Her kulüp, taraftarı için bir aşktır. Ve bu çok doğaldır. Taraftar sevgisi olmadan bir kulübün başarabilmesi, büyüyebilmesi mümkün değildir. Kulüplerin taraftar sevgisine ekmek gibi su gibi ihtiyacı vardır. Taraftar sevgisi kulüplere hayat veren can damarı gibidir.

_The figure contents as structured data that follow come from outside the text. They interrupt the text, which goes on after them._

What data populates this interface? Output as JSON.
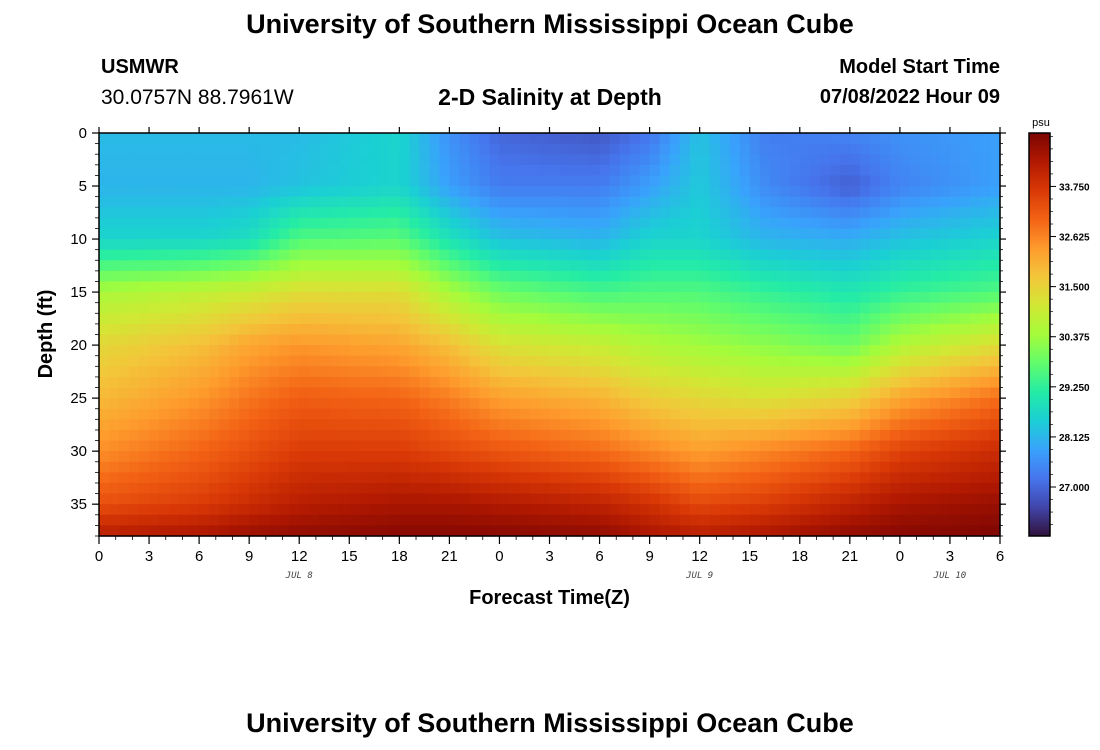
{
  "header": {
    "title": "University of Southern Mississippi Ocean Cube",
    "station_id": "USMWR",
    "coordinates": "30.0757N  88.7961W",
    "plot_title": "2-D Salinity at Depth",
    "run_label": "Model Start Time",
    "run_value": "07/08/2022 Hour 09"
  },
  "footer": {
    "title": "University of Southern Mississippi Ocean Cube"
  },
  "chart_data": {
    "type": "heatmap",
    "xlabel": "Forecast Time(Z)",
    "ylabel": "Depth (ft)",
    "x_tick_labels": [
      "0",
      "3",
      "6",
      "9",
      "12",
      "15",
      "18",
      "21",
      "0",
      "3",
      "6",
      "9",
      "12",
      "15",
      "18",
      "21",
      "0",
      "3",
      "6"
    ],
    "date_labels": [
      {
        "label": "JUL 8",
        "tick_index": 4
      },
      {
        "label": "JUL 9",
        "tick_index": 12
      },
      {
        "label": "JUL 10",
        "tick_index": 17
      }
    ],
    "x_unit": "hours since 07/08 00Z",
    "x_range": [
      0,
      54
    ],
    "y_ticks": [
      0,
      5,
      10,
      15,
      20,
      25,
      30,
      35
    ],
    "ylim": [
      0,
      38
    ],
    "y_inverted": true,
    "colorbar": {
      "unit": "psu",
      "min": 25.9,
      "max": 34.95,
      "ticks": [
        27.0,
        28.125,
        29.25,
        30.375,
        31.5,
        32.625,
        33.75
      ],
      "tick_labels": [
        "27.000",
        "28.125",
        "29.250",
        "30.375",
        "31.500",
        "32.625",
        "33.750"
      ],
      "colormap": [
        "#30123b",
        "#4145ab",
        "#4675ed",
        "#39a2fc",
        "#1bcfd4",
        "#24eca6",
        "#61fc6c",
        "#a4fc3b",
        "#d1e834",
        "#f3c63a",
        "#fe9b2d",
        "#f36315",
        "#d93806",
        "#b11901",
        "#7a0402"
      ]
    },
    "salinity_profiles": {
      "hours": [
        0,
        6,
        9,
        12,
        18,
        21,
        24,
        30,
        33,
        36,
        40,
        45,
        48,
        54
      ],
      "depths": [
        0,
        5,
        10,
        15,
        20,
        25,
        30,
        35,
        38
      ],
      "values": [
        [
          28.2,
          28.2,
          28.2,
          28.2,
          28.6,
          27.6,
          27.0,
          26.8,
          27.2,
          28.3,
          27.3,
          27.4,
          27.6,
          27.8
        ],
        [
          28.1,
          28.1,
          28.1,
          28.3,
          28.6,
          27.8,
          27.3,
          27.3,
          27.8,
          28.4,
          27.5,
          26.9,
          27.4,
          27.8
        ],
        [
          28.6,
          28.6,
          28.8,
          29.6,
          29.7,
          28.9,
          28.3,
          28.1,
          28.6,
          28.6,
          28.1,
          28.0,
          28.3,
          28.6
        ],
        [
          30.5,
          30.8,
          31.0,
          31.3,
          31.3,
          30.5,
          29.9,
          29.5,
          29.6,
          29.6,
          29.3,
          29.0,
          29.3,
          29.6
        ],
        [
          31.4,
          31.8,
          32.2,
          32.4,
          32.2,
          31.8,
          31.2,
          30.9,
          30.6,
          30.4,
          30.2,
          29.9,
          30.6,
          31.3
        ],
        [
          31.9,
          32.4,
          32.8,
          33.1,
          33.0,
          32.7,
          32.3,
          32.0,
          31.6,
          31.4,
          31.2,
          31.5,
          32.2,
          32.9
        ],
        [
          32.5,
          33.0,
          33.3,
          33.6,
          33.6,
          33.4,
          33.2,
          32.9,
          32.6,
          32.3,
          32.6,
          33.0,
          33.5,
          33.9
        ],
        [
          33.3,
          33.6,
          33.9,
          34.2,
          34.4,
          34.4,
          34.3,
          34.1,
          33.8,
          33.4,
          33.6,
          34.1,
          34.4,
          34.6
        ],
        [
          34.2,
          34.4,
          34.6,
          34.7,
          34.8,
          34.8,
          34.8,
          34.7,
          34.4,
          34.2,
          34.4,
          34.7,
          34.8,
          34.9
        ]
      ]
    }
  }
}
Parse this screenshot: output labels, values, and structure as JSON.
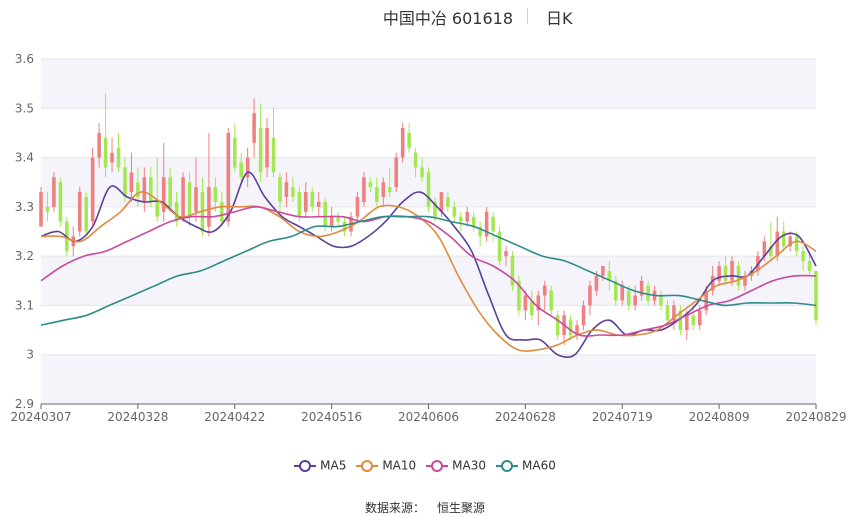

Gelgelelim işin bir de marazi boyutu vardır. Yani sevginin tutku halini alması. Aşkın, gözü kör etmesi! Diğer tüm duyguları bastırması. Sevilenin hayatın bir parçası değil, özüne dönüşmesi. Sevenin kendisi için değil, sevdiği için yaşaması. Yaşayamazsa, yaşatmaması! Uzun yıllardır Trabzon’da olan biten tam da budur. Sevgili meslaktaşım Ergun Ata’nın önceki gün Fanatik’teki köşesinde çok güzel ifadelerle dile getirdiği gibi Trabzonlu, Trabzonspor’u ölümüne seviyor. Trabzonlu takımı için ölüyor! İşte benim itiraz ettiğim nokta da burasıdır. Sevgi ile ölümün yanyana geldiği bir ilişkiye sevgi ilişkisi demek mümkün değildir. Bu tarz bir ilişkinin sağlıklı bir ilişki olduğu söylenemez. Ortada ölümcül bir tutku vardır sadece. İçinde şiddeti de barındıran... Sevdiği için ölen kimse, aynı zamanda öldürür de. Hem sevdiğini, hem de sevdiğine zarar verdiğini sandığı kimseleri... Trabzonlu, Trabzonspor’u kalben ve ruhen, olanca coşkusuyla sevmeli elbette. Ancak, içindeki sevgiyi büyütüp, büyütüp yedi başlı bir ejderhaya dönüştürdüğü vakit aşk, aşk olmaktan çıkar. İşte budur benim anlatmak istediğim. “Trabzonspor’un kurdu yine Trabzonlu’dur” diye bana yazdıran da bu tespitimdir. Trabzonsporlu’nun bu aşırı sevgisinin altında yatan çeşitli sosyolojik ve psikolojik nedenler vardır mutlaka. Başta sıkışmışlık duygusu olmak üzere... Lakin hiç bir şey, aşkın ölümcül bir tutkuya dönüşmesini mazur gösteremez. Trabzonlu, sevgisine öfkesini katık etmediği zaman Trabzonspor huzura kavuşacaktır. Bu konuda daha söylenecek çok şey var. O nedenle noktalı virgül...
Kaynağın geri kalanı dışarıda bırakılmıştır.